In 2011 Ashley and Clawson teamed up again to record a demo CD of six songs entitled Released. Ashley said he still has a passion for music but over the last few years professional fishing has taken precedence.
“It’s hard to chase two dream careers down at once,” he said. “If anyone thinks pro fishing is too expensive and competitive, go to Nashville to try to sing. There are hundreds of extremely talented singer/songwriters waiting tables for that big break. I love to sing, but fishing is where my heart is and that’s where I’m going to stay for while.”
Home is where the Hart(well) is
Professional fishing is all about preparation but Ashley contends there are a couple things in pro fishing that you can never prepare for:
“Fishing your first Classic and winning a Classic, especially on your home lake,” he said. “At my first Classic, I thought I could block it all out; heck, I couldn’t even block out media day the first time around.”
Ashley finished 17th in his first Bassmaster Classic at Hartwell. But that event laid the foundation for his Classic win in 2015.
“A lot of people have asked me when did I first start practicing for the 2015 Classic,” he said. “And the honest answer to that is, seven years ago at my first Classic. Since they had record crowds at that event, I knew B.A.S.S. would eventually come back to Hartwell, and I vowed to get it right when they returned.”
Since winning bass fishing’s biggest title on Feb. 22, 2015, Ashley said his life has been a whirlwind.
“Like I said, nothing can prepare you for a Classic win,” he explained. “You think you have an idea of what’s fixing to happen, but you don’t. Actually, the day after I won was somewhat quiet. But looking back, I realize that was just the calm before the storm.”
Ashley’s biggest challenge after winning the Classic was getting up to speed with an online and social media presence.

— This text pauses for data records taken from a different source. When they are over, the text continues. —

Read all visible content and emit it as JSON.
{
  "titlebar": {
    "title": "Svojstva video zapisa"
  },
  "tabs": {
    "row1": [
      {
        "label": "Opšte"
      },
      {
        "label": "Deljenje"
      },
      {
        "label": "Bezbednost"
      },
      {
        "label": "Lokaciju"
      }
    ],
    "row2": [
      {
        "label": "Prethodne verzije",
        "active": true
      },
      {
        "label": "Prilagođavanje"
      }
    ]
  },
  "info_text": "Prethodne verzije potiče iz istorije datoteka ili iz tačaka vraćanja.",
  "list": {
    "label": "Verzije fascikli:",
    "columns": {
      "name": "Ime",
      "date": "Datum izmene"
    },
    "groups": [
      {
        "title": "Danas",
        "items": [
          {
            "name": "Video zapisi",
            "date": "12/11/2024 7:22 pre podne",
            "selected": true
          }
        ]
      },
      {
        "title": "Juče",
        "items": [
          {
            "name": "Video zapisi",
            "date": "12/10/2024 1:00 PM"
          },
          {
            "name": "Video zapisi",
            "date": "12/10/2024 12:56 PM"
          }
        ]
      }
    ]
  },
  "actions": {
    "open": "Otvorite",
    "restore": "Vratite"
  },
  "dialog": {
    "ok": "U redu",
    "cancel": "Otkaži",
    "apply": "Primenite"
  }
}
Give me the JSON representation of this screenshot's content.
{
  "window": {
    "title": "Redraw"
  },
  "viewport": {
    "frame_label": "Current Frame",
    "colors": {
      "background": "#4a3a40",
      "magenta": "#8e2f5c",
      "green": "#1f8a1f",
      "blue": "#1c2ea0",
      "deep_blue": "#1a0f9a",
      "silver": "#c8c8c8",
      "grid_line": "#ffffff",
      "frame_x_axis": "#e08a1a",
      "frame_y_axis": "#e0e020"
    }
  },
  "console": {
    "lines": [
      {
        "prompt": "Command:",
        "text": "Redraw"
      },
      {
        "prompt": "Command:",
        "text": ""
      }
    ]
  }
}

“I’m more of a reserved person and I’ll be the first to admit I’m not tech savvy – if those are even the right words,” he explained. “But my goal is to change that. I want fans to know what this year will be like for me; I want them to be able to follow along with what’s going on in my career. So we’re getting the ball rolling on that front as well as trying to keep up with media and appearance requests.
“But the last thing you will hear me do is complain,” he added. “It has been my dream to win the Bassmaster Classic since I watched it on the Bassmaster TV show when I was 7 years old and now it’s happened and I want to soak up every moment of it.”